An award-winning photojournalist who fled Iran in fear for his life says many young Iranians working for Iran's state-sponsored press are now working "under the table" to ensure the truth about their country is made known.
Reza Deghati, 68, took his first photographs aged 14 and would "publish" his photos in secret by fixing them to the gates of Tehran University during the reign of the last Shah of Iran. Like scores of other journalists he faced brutal suppression both in the Shah's time and in the new Islamic Republic after 1979, which forced him to leave his country of birth for Paris in 1981.
IranWire's new documentary, Iran's Bloody Friday: A Photographer Remembers, sheds light on the untold story of two young journalists who had to do the same. Javad Montazeri and Asieh Amini doggedly published photographs and reports about the July 9, 1999 attack by the security forces on Tehran University dormitory, during which a number of students were killed, and the clashes on the streets that followed. For their efforts, they were harassed and intimidated by the authorities and eventually decided to begin a new life in Europe.

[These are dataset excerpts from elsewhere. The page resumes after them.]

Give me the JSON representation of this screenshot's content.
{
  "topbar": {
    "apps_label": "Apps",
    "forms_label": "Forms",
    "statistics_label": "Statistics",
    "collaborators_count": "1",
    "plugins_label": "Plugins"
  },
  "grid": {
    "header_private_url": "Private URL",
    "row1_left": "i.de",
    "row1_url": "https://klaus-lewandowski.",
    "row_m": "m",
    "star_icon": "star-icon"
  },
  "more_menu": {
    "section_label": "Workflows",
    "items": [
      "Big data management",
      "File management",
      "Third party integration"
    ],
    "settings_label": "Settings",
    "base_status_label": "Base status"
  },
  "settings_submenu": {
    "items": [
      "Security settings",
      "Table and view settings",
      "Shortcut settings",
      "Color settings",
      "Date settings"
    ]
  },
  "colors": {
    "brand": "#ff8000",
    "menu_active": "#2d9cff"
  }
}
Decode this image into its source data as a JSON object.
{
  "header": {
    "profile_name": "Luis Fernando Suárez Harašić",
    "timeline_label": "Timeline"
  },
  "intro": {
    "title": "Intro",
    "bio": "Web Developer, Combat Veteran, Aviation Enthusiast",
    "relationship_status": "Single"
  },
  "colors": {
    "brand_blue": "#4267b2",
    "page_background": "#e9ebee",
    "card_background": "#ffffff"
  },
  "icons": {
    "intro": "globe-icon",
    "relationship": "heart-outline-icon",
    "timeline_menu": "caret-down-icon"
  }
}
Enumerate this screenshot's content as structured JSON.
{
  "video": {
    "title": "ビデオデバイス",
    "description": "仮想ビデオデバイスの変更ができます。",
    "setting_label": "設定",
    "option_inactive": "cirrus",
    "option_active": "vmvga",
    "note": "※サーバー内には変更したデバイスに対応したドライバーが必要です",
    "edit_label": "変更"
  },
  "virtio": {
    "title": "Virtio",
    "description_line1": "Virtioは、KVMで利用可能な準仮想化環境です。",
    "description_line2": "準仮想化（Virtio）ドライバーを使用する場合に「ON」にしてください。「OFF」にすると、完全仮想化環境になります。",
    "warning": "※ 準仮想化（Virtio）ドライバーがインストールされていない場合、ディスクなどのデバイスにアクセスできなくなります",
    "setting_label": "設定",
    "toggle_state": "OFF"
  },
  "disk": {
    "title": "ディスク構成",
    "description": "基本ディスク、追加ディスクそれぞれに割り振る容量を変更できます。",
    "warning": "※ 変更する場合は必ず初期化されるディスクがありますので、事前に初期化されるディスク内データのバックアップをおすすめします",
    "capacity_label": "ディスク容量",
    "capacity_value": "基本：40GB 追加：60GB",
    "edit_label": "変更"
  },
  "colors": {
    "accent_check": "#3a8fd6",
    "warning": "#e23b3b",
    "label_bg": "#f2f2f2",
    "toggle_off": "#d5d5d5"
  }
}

The incidents related in the film took place after the election of President Mohammed Khatami, which ushered in a fleeting period of hope that real democratic reforms might follow in Iran. Deghati tells IranWire that on viewing the film, he was struck by the relative freedom Montazeri and Amini seemed to have enjoyed – despite the danger they were in.
"After the Revolution," he said, "we had a few months of total freedom. We photographers were going around and taking pictures, and everybody was happy and praising us for what we were doing. But three months later, the government suddenly had a total change of heart – against journalists. This came from [Supreme Leader] Khomeini himself."
Amid the brutal crackdowns on dissenters in the early 1980s, he said, "they were coming out with sticks and heavy chains in their hands, attacking journalists, photographers and cameramen. They were killing anybody with a camera on the streets. The government had forbidden me personally from going outside with my camera. We found ourselves beaten up in the streets, arrested, our cameras broken... When I watched the documentary, I thought ‘Oh my God, they had so much more freedom to work. This is mild’."
As a young man in pre-revolutionary Iran, Deghati's photographs of poverty and degradation had seen him arrested and jailed for three years, during which he was held in a small cell and tortured "24 hours a day" for five months. When the Islamic Revolution took place he began sending pictures to international titles, including of the persecution of Iran's Kurdish, Turkic and Baluch communities, via the news agency Sipa Press. The photos were published under the name "Reza" — then the most common male name in Iran — to keep his identity secret.
But in 1981, Deghati was told his name had appeared on a "hitlist." "I was 26 or 27 years old when I heard I could be killed," he said. "So I fled Iran and I have never been back."
In those days, he says, journalists and photographers were targeted simply because the tools of their trade were visible in public: “Forty years ago, when you were working in the streets, nobody but a photojournalist had a camera. Nobody had a mobile phone to take pictures with. In those years, if you had a camera that wasn’t hidden in your pocket or under your vest, everybody came over and asked why. Almost 80 percent of people were pro-Islamic Republic."
In France, by contrast, he said he was "received like an artist" and immediately found work. Since settling in Paris, Deghati's assignments have taken him to almost 100 countries and seen his images published in the pages of National Geographic, Newsweek and Time Magazine. In the 1990s he served as a consultant to the United Nations in Afghanistan and later founded a non-profit dedicated to empowering Afghan citizens through the media. But despite being recognized for his humanitarian work across the globe, he never lost sight of the crippling difficulties faced by young journalists in Iran.
"Now in Iran," he says, "if someone writes just one word that’s not right they can be punished. This regime won’t allow any form of evolved journalism. It’s not possible to be a serious photojournalist in Iran at the moment. There is no way you can do it because we don’t have a press anymore with the capacity and finance to give a decent salary or job to a photographer."
But there is hope, Deghati says, as many of those forced to self-censor by day in their work for Iranian state-controlled news agencies such as Mehr and Tasnim are also making use of new technologies to publish important, high-quality content. "I’ve contacted many photographers in Iran through social media and email," he says, "and they are all ‘hidden’ students.
"Nobody knows they’re working with me and nobody knows I’m teaching them. Some of those working for government agencies actually do work under the table, using their government accreditation to do really fantastic work, but not showing it. A couple of them have pseudonyms. They send their pictures to others in London or New York."